Because it is unphysical, you are trying to push under the rug the very gravitational field that gets the whole scenario in motion. The dumbed down scenario is, the real scenario is NOT.
The space of SR is Euclidian, so I disagree. This line of thinking is what makes the rod distorted in the platform frame but not in the car frame. You are doing the same exact thing as Pete is doing, stubbornly trying to apply SR to a problem that is a GR problem. GiGo.
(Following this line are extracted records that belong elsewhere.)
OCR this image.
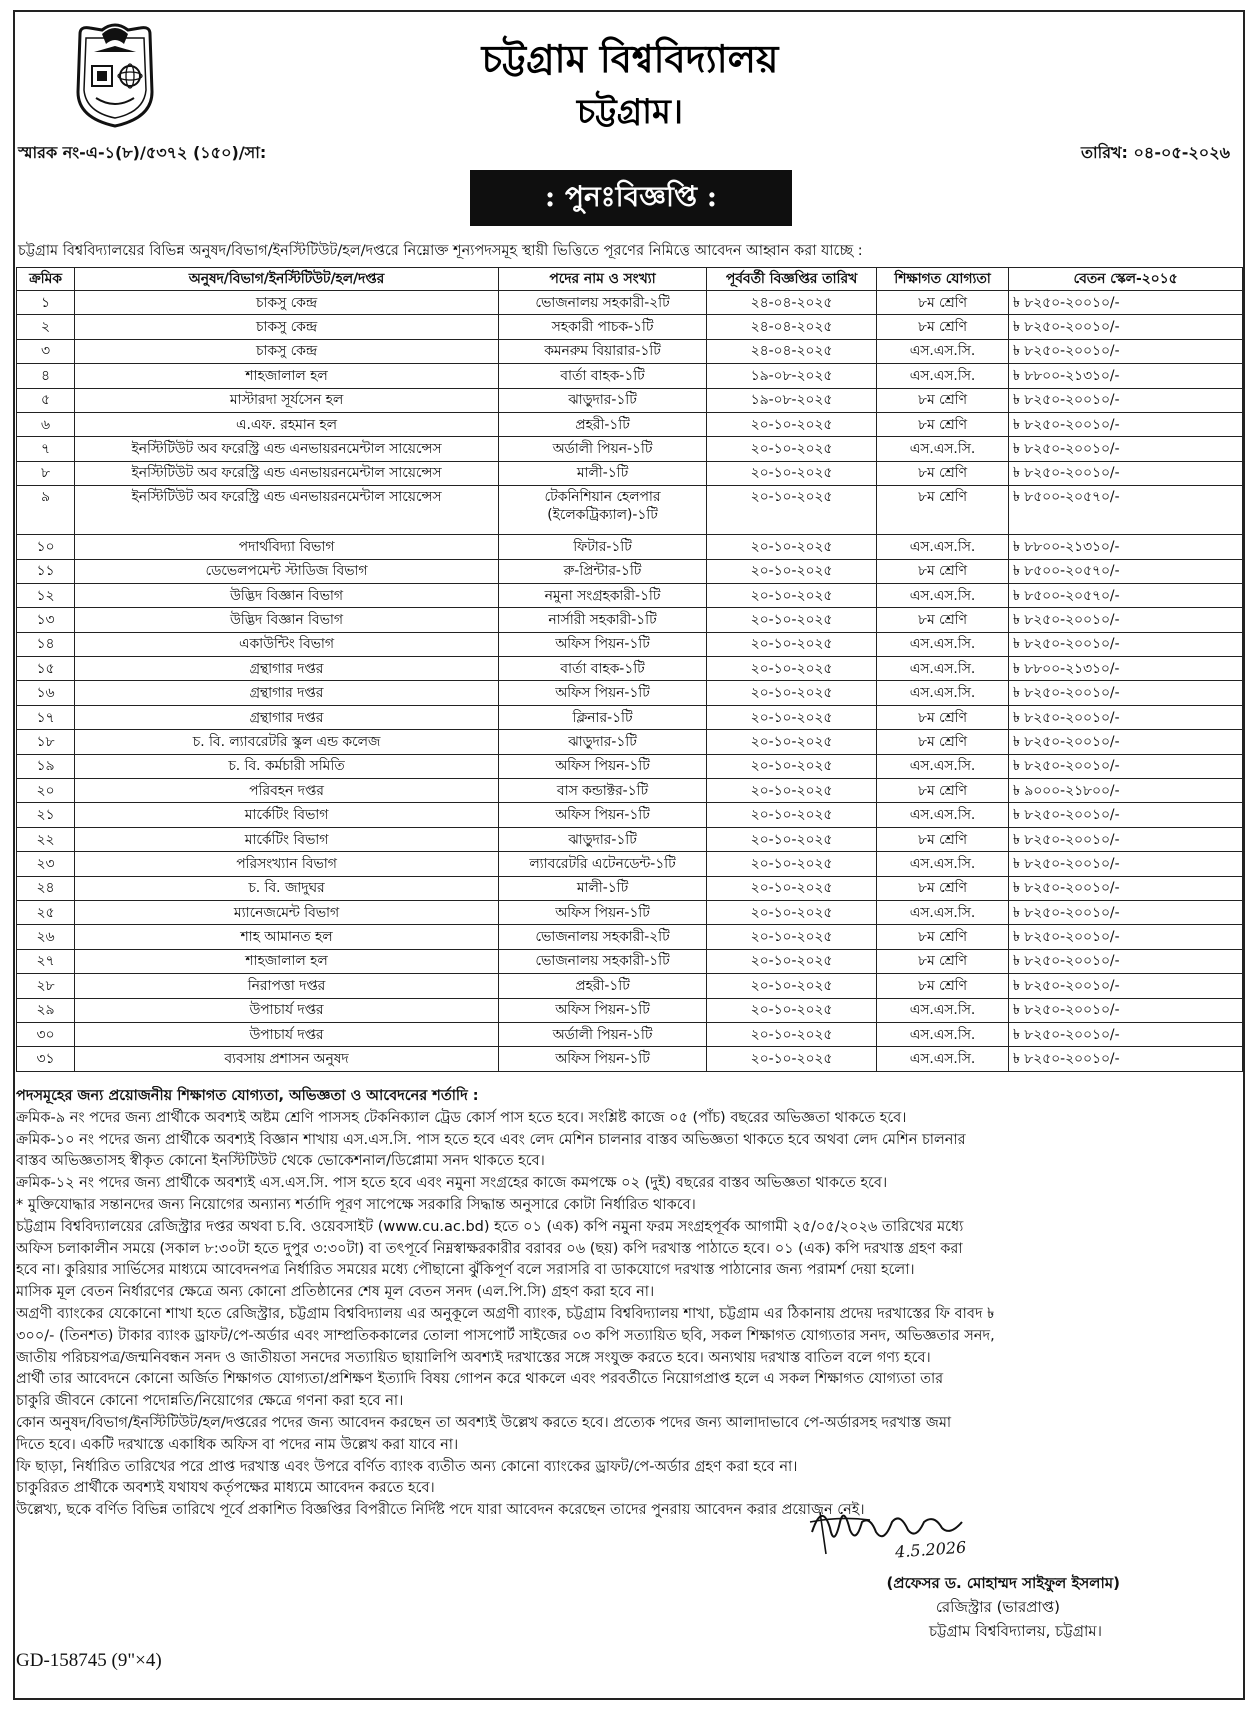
চট্টগ্রাম বিশ্ববিদ্যালয়
চট্টগ্রাম।
স্মারক নং-এ-১(৮)/৫৩৭২ (১৫০)/সা:	তারিখ: ০৪-০৫-২০২৬
: পুনঃবিজ্ঞপ্তি :
চট্টগ্রাম বিশ্ববিদ্যালয়ের বিভিন্ন অনুষদ/বিভাগ/ইনস্টিটিউট/হল/দপ্তরে নিম্নোক্ত শূন্যপদসমূহ স্থায়ী ভিত্তিতে পূরণের নিমিত্তে আবেদন আহ্বান করা যাচ্ছে :
ক্রমিক	অনুষদ/বিভাগ/ইনস্টিটিউট/হল/দপ্তর	পদের নাম ও সংখ্যা	পূর্ববর্তী বিজ্ঞপ্তির তারিখ	শিক্ষাগত যোগ্যতা	বেতন স্কেল-২০১৫
১	চাকসু কেন্দ্র	ভোজনালয় সহকারী-২টি	২৪-০৪-২০২৫	৮ম শ্রেণি	৳ ৮২৫০-২০০১০/-
২	চাকসু কেন্দ্র	সহকারী পাচক-১টি	২৪-০৪-২০২৫	৮ম শ্রেণি	৳ ৮২৫০-২০০১০/-
৩	চাকসু কেন্দ্র	কমনরুম বিয়ারার-১টি	২৪-০৪-২০২৫	এস.এস.সি.	৳ ৮২৫০-২০০১০/-
৪	শাহজালাল হল	বার্তা বাহক-১টি	১৯-০৮-২০২৫	এস.এস.সি.	৳ ৮৮০০-২১৩১০/-
৫	মাস্টারদা সূর্যসেন হল	ঝাড়ুদার-১টি	১৯-০৮-২০২৫	৮ম শ্রেণি	৳ ৮২৫০-২০০১০/-
৬	এ.এফ. রহমান হল	প্রহরী-১টি	২০-১০-২০২৫	৮ম শ্রেণি	৳ ৮২৫০-২০০১০/-
৭	ইনস্টিটিউট অব ফরেস্ট্রি এন্ড এনভায়রনমেন্টাল সায়েন্সেস	অর্ডালী পিয়ন-১টি	২০-১০-২০২৫	এস.এস.সি.	৳ ৮২৫০-২০০১০/-
৮	ইনস্টিটিউট অব ফরেস্ট্রি এন্ড এনভায়রনমেন্টাল সায়েন্সেস	মালী-১টি	২০-১০-২০২৫	৮ম শ্রেণি	৳ ৮২৫০-২০০১০/-
৯	ইনস্টিটিউট অব ফরেস্ট্রি এন্ড এনভায়রনমেন্টাল সায়েন্সেস	টেকনিশিয়ান হেলপার (ইলেকট্রিক্যাল)-১টি	২০-১০-২০২৫	৮ম শ্রেণি	৳ ৮৫০০-২০৫৭০/-
১০	পদার্থবিদ্যা বিভাগ	ফিটার-১টি	২০-১০-২০২৫	এস.এস.সি.	৳ ৮৮০০-২১৩১০/-
১১	ডেভেলপমেন্ট স্টাডিজ বিভাগ	রু-প্রিন্টার-১টি	২০-১০-২০২৫	৮ম শ্রেণি	৳ ৮৫০০-২০৫৭০/-
১২	উদ্ভিদ বিজ্ঞান বিভাগ	নমুনা সংগ্রহকারী-১টি	২০-১০-২০২৫	এস.এস.সি.	৳ ৮৫০০-২০৫৭০/-
১৩	উদ্ভিদ বিজ্ঞান বিভাগ	নার্সারী সহকারী-১টি	২০-১০-২০২৫	৮ম শ্রেণি	৳ ৮২৫০-২০০১০/-
১৪	একাউন্টিং বিভাগ	অফিস পিয়ন-১টি	২০-১০-২০২৫	এস.এস.সি.	৳ ৮২৫০-২০০১০/-
১৫	গ্রন্থাগার দপ্তর	বার্তা বাহক-১টি	২০-১০-২০২৫	এস.এস.সি.	৳ ৮৮০০-২১৩১০/-
১৬	গ্রন্থাগার দপ্তর	অফিস পিয়ন-১টি	২০-১০-২০২৫	এস.এস.সি.	৳ ৮২৫০-২০০১০/-
১৭	গ্রন্থাগার দপ্তর	ক্লিনার-১টি	২০-১০-২০২৫	৮ম শ্রেণি	৳ ৮২৫০-২০০১০/-
১৮	চ. বি. ল্যাবরেটরি স্কুল এন্ড কলেজ	ঝাড়ুদার-১টি	২০-১০-২০২৫	৮ম শ্রেণি	৳ ৮২৫০-২০০১০/-
১৯	চ. বি. কর্মচারী সমিতি	অফিস পিয়ন-১টি	২০-১০-২০২৫	এস.এস.সি.	৳ ৮২৫০-২০০১০/-
২০	পরিবহন দপ্তর	বাস কন্ডাক্টর-১টি	২০-১০-২০২৫	৮ম শ্রেণি	৳ ৯০০০-২১৮০০/-
২১	মার্কেটিং বিভাগ	অফিস পিয়ন-১টি	২০-১০-২০২৫	এস.এস.সি.	৳ ৮২৫০-২০০১০/-
২২	মার্কেটিং বিভাগ	ঝাড়ুদার-১টি	২০-১০-২০২৫	৮ম শ্রেণি	৳ ৮২৫০-২০০১০/-
২৩	পরিসংখ্যান বিভাগ	ল্যাবরেটরি এটেনডেন্ট-১টি	২০-১০-২০২৫	এস.এস.সি.	৳ ৮২৫০-২০০১০/-
২৪	চ. বি. জাদুঘর	মালী-১টি	২০-১০-২০২৫	৮ম শ্রেণি	৳ ৮২৫০-২০০১০/-
২৫	ম্যানেজমেন্ট বিভাগ	অফিস পিয়ন-১টি	২০-১০-২০২৫	এস.এস.সি.	৳ ৮২৫০-২০০১০/-
২৬	শাহ আমানত হল	ভোজনালয় সহকারী-২টি	২০-১০-২০২৫	৮ম শ্রেণি	৳ ৮২৫০-২০০১০/-
২৭	শাহজালাল হল	ভোজনালয় সহকারী-১টি	২০-১০-২০২৫	৮ম শ্রেণি	৳ ৮২৫০-২০০১০/-
২৮	নিরাপত্তা দপ্তর	প্রহরী-১টি	২০-১০-২০২৫	৮ম শ্রেণি	৳ ৮২৫০-২০০১০/-
২৯	উপাচার্য দপ্তর	অফিস পিয়ন-১টি	২০-১০-২০২৫	এস.এস.সি.	৳ ৮২৫০-২০০১০/-
৩০	উপাচার্য দপ্তর	অর্ডালী পিয়ন-১টি	২০-১০-২০২৫	এস.এস.সি.	৳ ৮২৫০-২০০১০/-
৩১	ব্যবসায় প্রশাসন অনুষদ	অফিস পিয়ন-১টি	২০-১০-২০২৫	এস.এস.সি.	৳ ৮২৫০-২০০১০/-
পদসমূহের জন্য প্রয়োজনীয় শিক্ষাগত যোগ্যতা, অভিজ্ঞতা ও আবেদনের শর্তাদি :
ক্রমিক-৯ নং পদের জন্য প্রার্থীকে অবশ্যই অষ্টম শ্রেণি পাসসহ টেকনিক্যাল ট্রেড কোর্স পাস হতে হবে। সংশ্লিষ্ট কাজে ০৫ (পাঁচ) বছরের অভিজ্ঞতা থাকতে হবে।
ক্রমিক-১০ নং পদের জন্য প্রার্থীকে অবশ্যই বিজ্ঞান শাখায় এস.এস.সি. পাস হতে হবে এবং লেদ মেশিন চালনার বাস্তব অভিজ্ঞতা থাকতে হবে অথবা লেদ মেশিন চালনার
বাস্তব অভিজ্ঞতাসহ স্বীকৃত কোনো ইনস্টিটিউট থেকে ভোকেশনাল/ডিপ্লোমা সনদ থাকতে হবে।
ক্রমিক-১২ নং পদের জন্য প্রার্থীকে অবশ্যই এস.এস.সি. পাস হতে হবে এবং নমুনা সংগ্রহের কাজে কমপক্ষে ০২ (দুই) বছরের বাস্তব অভিজ্ঞতা থাকতে হবে।
* মুক্তিযোদ্ধার সন্তানদের জন্য নিয়োগের অন্যান্য শর্তাদি পূরণ সাপেক্ষে সরকারি সিদ্ধান্ত অনুসারে কোটা নির্ধারিত থাকবে।
চট্টগ্রাম বিশ্ববিদ্যালয়ের রেজিস্ট্রার দপ্তর অথবা চ.বি. ওয়েবসাইট (www.cu.ac.bd) হতে ০১ (এক) কপি নমুনা ফরম সংগ্রহপূর্বক আগামী ২৫/০৫/২০২৬ তারিখের মধ্যে
অফিস চলাকালীন সময়ে (সকাল ৮:৩০টা হতে দুপুর ৩:৩০টা) বা তৎপূর্বে নিম্নস্বাক্ষরকারীর বরাবর ০৬ (ছয়) কপি দরখাস্ত পাঠাতে হবে। ০১ (এক) কপি দরখাস্ত গ্রহণ করা
হবে না। কুরিয়ার সার্ভিসের মাধ্যমে আবেদনপত্র নির্ধারিত সময়ের মধ্যে পৌছানো ঝুঁকিপূর্ণ বলে সরাসরি বা ডাকযোগে দরখাস্ত পাঠানোর জন্য পরামর্শ দেয়া হলো।
মাসিক মূল বেতন নির্ধারণের ক্ষেত্রে অন্য কোনো প্রতিষ্ঠানের শেষ মূল বেতন সনদ (এল.পি.সি) গ্রহণ করা হবে না।
অগ্রণী ব্যাংকের যেকোনো শাখা হতে রেজিস্ট্রার, চট্টগ্রাম বিশ্ববিদ্যালয় এর অনুকূলে অগ্রণী ব্যাংক, চট্টগ্রাম বিশ্ববিদ্যালয় শাখা, চট্টগ্রাম এর ঠিকানায় প্রদেয় দরখাস্তের ফি বাবদ ৳
৩০০/- (তিনশত) টাকার ব্যাংক ড্রাফট/পে-অর্ডার এবং সাম্প্রতিককালের তোলা পাসপোর্ট সাইজের ০৩ কপি সত্যায়িত ছবি, সকল শিক্ষাগত যোগ্যতার সনদ, অভিজ্ঞতার সনদ,
জাতীয় পরিচয়পত্র/জন্মনিবন্ধন সনদ ও জাতীয়তা সনদের সত্যায়িত ছায়ালিপি অবশ্যই দরখাস্তের সঙ্গে সংযুক্ত করতে হবে। অন্যথায় দরখাস্ত বাতিল বলে গণ্য হবে।
প্রার্থী তার আবেদনে কোনো অর্জিত শিক্ষাগত যোগ্যতা/প্রশিক্ষণ ইত্যাদি বিষয় গোপন করে থাকলে এবং পরবর্তীতে নিয়োগপ্রাপ্ত হলে এ সকল শিক্ষাগত যোগ্যতা তার
চাকুরি জীবনে কোনো পদোন্নতি/নিয়োগের ক্ষেত্রে গণনা করা হবে না।
কোন অনুষদ/বিভাগ/ইনস্টিটিউট/হল/দপ্তরের পদের জন্য আবেদন করছেন তা অবশ্যই উল্লেখ করতে হবে। প্রত্যেক পদের জন্য আলাদাভাবে পে-অর্ডারসহ দরখাস্ত জমা
দিতে হবে। একটি দরখাস্তে একাধিক অফিস বা পদের নাম উল্লেখ করা যাবে না।
ফি ছাড়া, নির্ধারিত তারিখের পরে প্রাপ্ত দরখাস্ত এবং উপরে বর্ণিত ব্যাংক ব্যতীত অন্য কোনো ব্যাংকের ড্রাফট/পে-অর্ডার গ্রহণ করা হবে না।
চাকুরিরত প্রার্থীকে অবশ্যই যথাযথ কর্তৃপক্ষের মাধ্যমে আবেদন করতে হবে।
উল্লেখ্য, ছকে বর্ণিত বিভিন্ন তারিখে পূর্বে প্রকাশিত বিজ্ঞপ্তির বিপরীতে নির্দিষ্ট পদে যারা আবেদন করেছেন তাদের পুনরায় আবেদন করার প্রয়োজন নেই।
4.5.2026
(প্রফেসর ড. মোহাম্মদ সাইফুল ইসলাম)
রেজিস্ট্রার (ভারপ্রাপ্ত)
চট্টগ্রাম বিশ্ববিদ্যালয়, চট্টগ্রাম।
GD-158745 (9"×4)
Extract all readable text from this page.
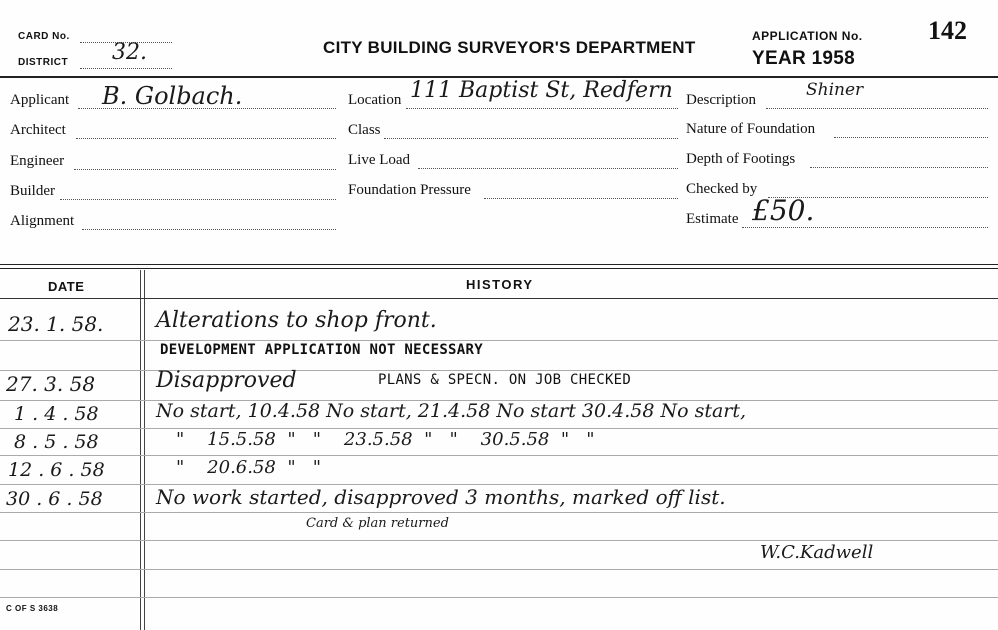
CARD No.
DISTRICT 32.	CITY BUILDING SURVEYOR'S DEPARTMENT
APPLICATION No.	142
YEAR 1958
Applicant B. Golbach.
Architect
Engineer
Builder
Alignment
Location 111 Baptist St, Redfern
Class
Live Load
Foundation Pressure
Description	Shiner
Nature of Foundation
Depth of Footings
Checked by
Estimate £50.
DATE	HISTORY
23. 1. 58. Alterations to shop front.
DEVELOPMENT APPLICATION NOT NECESSARY
27. 3. 58	Disapproved	PLANS & SPECN. ON JOB CHECKED
1 . 4 . 58	No start, 10.4.58 No start, 21.4.58 No start 30.4.58 No start,
8 . 5 . 58	"    15.5.58  "   "    23.5.58  "   "    30.5.58  "   "
12 . 6 . 58	"    20.6.58  "   "
30 . 6 . 58	No work started, disapproved 3 months, marked off list.
Card & plan returned
W.C.Kadwell
C OF S 3638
No, I am simply trying to point out that one gets absurd results when trying to force the wrong formalism (SR, in this case) on a problem that requires GR in order to solve.
Last I checked \(x"_B=\gamma'(V)(x'_B-Vt')\) \(x"_A=\gamma'(V)(x'_A-Vt')\) Are you inventing new Lorentz transforms? Not that it matters, since you are stubbornly stuck on solving the unphysical , dumbed down version of the actual problem. Like I said to you and to your Neddy Bate sidekick, GiGo.
Simple, you insist on having the rod moving at constant speed when any 9-th grader can tell you it is accelerated.
We want \(x''\) in terms of \(t''\): \(x_B' = \gamma'(x_B'' + Vt'') \\ \frac{x_B'}{\gamma} = x_B'' + Vt'' \\ x_B'' = \frac{x_B'}{\gamma} - Vt''\)
Err, you mean \(x_B' = \gamma'(x_B'' + Vt'') \\ \frac{x'_B}{\gamma'} = x_B'' + Vt"\) I am having a hard time taking you seriously.
But the gravitational field is present. It is what it makes the rod FALL. Even a 9-th grader knows that.
In the dumbed down scenario, there is no gravitational field. The rod is simply moving at constant speed toward the floor.
You seem intent on solving the dumbed down scenario, that is unphysical. I have no interest in unphysical scenarios.